To generate an ECDSA key pair for version 2 of the SSH protocol, follow these steps:
  1. Generate an ECDSA key pair by typing the following at a shell prompt:
    ~]$ ssh-keygen -t ecdsa
    Generating public/private ecdsa key pair.
    Enter file in which to save the key (/home/USER/.ssh/id_ecdsa):
  2. Press Enter to confirm the default location, ~/.ssh/id_ecdsa, for the newly created key.
  3. Enter a passphrase, and confirm it by entering it again when prompted to do so.
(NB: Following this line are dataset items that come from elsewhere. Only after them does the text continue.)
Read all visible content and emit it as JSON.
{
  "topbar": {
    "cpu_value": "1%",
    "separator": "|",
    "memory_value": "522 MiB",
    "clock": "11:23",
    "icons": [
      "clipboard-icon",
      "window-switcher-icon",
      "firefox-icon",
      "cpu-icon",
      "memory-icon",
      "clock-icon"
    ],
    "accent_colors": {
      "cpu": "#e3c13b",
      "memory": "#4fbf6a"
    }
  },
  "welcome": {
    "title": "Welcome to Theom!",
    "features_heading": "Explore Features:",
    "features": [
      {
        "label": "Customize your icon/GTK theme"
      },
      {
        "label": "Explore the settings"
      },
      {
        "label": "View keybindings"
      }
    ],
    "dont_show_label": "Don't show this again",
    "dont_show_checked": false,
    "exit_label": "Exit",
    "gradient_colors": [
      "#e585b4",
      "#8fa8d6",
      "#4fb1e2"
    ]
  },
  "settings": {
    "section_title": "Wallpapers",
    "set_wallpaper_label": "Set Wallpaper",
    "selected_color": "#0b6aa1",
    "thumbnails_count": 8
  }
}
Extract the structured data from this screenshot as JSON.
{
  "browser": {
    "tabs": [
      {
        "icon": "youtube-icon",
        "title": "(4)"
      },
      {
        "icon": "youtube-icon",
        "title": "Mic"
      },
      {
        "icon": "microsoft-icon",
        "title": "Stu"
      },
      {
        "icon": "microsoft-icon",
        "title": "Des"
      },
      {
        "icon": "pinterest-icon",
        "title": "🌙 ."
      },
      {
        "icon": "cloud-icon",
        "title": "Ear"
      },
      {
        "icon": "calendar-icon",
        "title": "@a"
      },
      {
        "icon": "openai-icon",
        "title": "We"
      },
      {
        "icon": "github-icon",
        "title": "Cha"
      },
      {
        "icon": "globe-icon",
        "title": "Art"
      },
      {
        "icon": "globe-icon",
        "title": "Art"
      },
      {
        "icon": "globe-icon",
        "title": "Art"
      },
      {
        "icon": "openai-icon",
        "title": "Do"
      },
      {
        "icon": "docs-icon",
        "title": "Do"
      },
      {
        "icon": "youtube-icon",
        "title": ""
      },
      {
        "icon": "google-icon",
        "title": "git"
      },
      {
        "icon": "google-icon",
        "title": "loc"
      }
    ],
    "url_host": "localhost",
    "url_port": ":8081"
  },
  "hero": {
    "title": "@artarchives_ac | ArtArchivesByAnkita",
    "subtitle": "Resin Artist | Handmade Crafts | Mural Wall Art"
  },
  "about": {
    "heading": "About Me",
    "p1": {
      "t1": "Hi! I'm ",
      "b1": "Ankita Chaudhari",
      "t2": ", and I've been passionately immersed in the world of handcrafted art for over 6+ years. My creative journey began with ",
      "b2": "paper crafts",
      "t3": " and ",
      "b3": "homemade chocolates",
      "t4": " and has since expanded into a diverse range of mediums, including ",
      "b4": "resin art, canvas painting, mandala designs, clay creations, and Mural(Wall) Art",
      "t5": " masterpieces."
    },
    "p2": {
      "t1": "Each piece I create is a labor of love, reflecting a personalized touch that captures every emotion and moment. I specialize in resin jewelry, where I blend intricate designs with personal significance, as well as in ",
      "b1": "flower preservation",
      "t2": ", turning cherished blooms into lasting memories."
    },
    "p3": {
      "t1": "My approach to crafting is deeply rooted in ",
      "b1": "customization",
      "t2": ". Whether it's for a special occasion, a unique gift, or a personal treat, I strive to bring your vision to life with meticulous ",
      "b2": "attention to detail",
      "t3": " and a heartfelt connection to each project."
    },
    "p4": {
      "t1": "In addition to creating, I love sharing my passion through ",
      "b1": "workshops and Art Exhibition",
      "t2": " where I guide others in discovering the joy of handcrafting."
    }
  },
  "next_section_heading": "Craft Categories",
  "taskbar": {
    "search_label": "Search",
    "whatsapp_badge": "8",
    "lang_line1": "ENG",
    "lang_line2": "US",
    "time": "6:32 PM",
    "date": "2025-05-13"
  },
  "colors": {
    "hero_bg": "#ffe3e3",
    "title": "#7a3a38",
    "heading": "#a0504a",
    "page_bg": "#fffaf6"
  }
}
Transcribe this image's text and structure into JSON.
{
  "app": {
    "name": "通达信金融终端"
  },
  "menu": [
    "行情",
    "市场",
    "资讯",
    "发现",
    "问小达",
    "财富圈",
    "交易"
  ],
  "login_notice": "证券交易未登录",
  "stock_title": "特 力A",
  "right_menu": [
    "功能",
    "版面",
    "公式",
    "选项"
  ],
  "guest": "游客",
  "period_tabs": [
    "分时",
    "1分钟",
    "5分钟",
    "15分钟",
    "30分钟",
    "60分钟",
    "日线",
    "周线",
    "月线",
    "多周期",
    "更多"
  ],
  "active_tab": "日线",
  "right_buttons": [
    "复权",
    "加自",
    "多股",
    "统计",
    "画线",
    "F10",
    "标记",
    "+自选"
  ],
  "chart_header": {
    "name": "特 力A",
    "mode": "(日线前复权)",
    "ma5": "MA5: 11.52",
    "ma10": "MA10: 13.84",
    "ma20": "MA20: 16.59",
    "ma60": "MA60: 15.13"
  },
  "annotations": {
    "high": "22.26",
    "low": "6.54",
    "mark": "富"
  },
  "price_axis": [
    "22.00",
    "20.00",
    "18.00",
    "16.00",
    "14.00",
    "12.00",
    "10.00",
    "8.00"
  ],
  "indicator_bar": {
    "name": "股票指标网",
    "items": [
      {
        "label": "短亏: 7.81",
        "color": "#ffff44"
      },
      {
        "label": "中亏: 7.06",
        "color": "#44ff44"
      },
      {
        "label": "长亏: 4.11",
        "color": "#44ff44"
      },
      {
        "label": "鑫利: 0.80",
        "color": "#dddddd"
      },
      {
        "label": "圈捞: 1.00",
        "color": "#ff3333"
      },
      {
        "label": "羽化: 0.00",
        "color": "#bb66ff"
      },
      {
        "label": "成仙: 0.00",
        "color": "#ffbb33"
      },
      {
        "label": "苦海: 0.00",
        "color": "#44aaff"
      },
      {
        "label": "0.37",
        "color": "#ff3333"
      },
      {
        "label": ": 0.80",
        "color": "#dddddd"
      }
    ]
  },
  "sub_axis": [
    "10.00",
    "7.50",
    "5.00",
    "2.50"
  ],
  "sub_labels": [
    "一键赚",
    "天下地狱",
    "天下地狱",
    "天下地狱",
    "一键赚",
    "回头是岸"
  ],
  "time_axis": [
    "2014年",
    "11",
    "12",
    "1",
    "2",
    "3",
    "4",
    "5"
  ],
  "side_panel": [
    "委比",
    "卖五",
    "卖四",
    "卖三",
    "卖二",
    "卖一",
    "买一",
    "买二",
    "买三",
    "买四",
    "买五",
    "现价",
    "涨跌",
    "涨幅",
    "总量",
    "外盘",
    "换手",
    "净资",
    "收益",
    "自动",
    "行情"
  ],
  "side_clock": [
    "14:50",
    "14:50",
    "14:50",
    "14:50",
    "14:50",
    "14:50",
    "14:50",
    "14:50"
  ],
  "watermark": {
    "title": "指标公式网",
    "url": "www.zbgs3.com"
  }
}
For security reasons, avoid using the same password as you use to log in to your account.
    After this, you will be presented with a message similar to this:
    Your identification has been saved in /home/USER/.ssh/id_ecdsa.
    Your public key has been saved in /home/USER/.ssh/id_ecdsa.pub.
    The key fingerprint is:
    fd:1d:ca:10:52:96:21:43:7e:bd:4c:fc:5b:35:6b:63 USER@penguin.example.com
    The key's randomart image is:
    +--[ECDSA  256]---+
    |       .+ +o     |
    |       . =.o     |
    |        o o +  ..|
    |         + + o  +|
    |        S o o oE.|
    |           + oo+.|
    |            + o  |
    |                 |
    |                 |
    +-----------------+
  4. By default, the permissions of the ~/.ssh/ directory are set to rwx------ or 700 expressed in octal notation. This is to ensure that only the USER can view the contents. If required, this can be confirmed with the following command:
    ~]$ ls -ld ~/.ssh
                  ~]$ ls -ld ~/.ssh/
    drwx------. 2 USER USER 54 Nov 25 16:56 /home/USER/.ssh/
  5. To copy the public key to a remote machine, issue a command in the following format:
    ssh-copy-id USER@hostname
    This will copy the most recently modified ~/.ssh/id*.pub public key if it is not yet installed. Alternatively, specify the public key's file name as follows:
    ssh-copy-id -i ~/.ssh/id_ecdsa.pub USER@hostname
    This will copy the content of ~/.ssh/id_ecdsa.pub into the ~/.ssh/authorized_keys on the machine to which you want to connect. If the file already exists, the keys are appended to its end.
See Section 8.2.4.2, “Configuring ssh-agent” for information on how to set up your system to remember the passphrase.

Never share your private key

The private key is for your personal use only, and it is important that you never give it to anyone.

8.2.4.2. Configuring ssh-agent

To store your passphrase so that you do not have to enter it each time you initiate a connection with a remote machine, you can use the ssh-agent authentication agent. To save your passphrase for a certain shell prompt, use the following command:
~]$ ssh-add
Enter passphrase for /home/USER/.ssh/id_rsa:
Note that when you log out, your passphrase will be forgotten. You must execute the command each time you log in to a virtual console or a terminal window.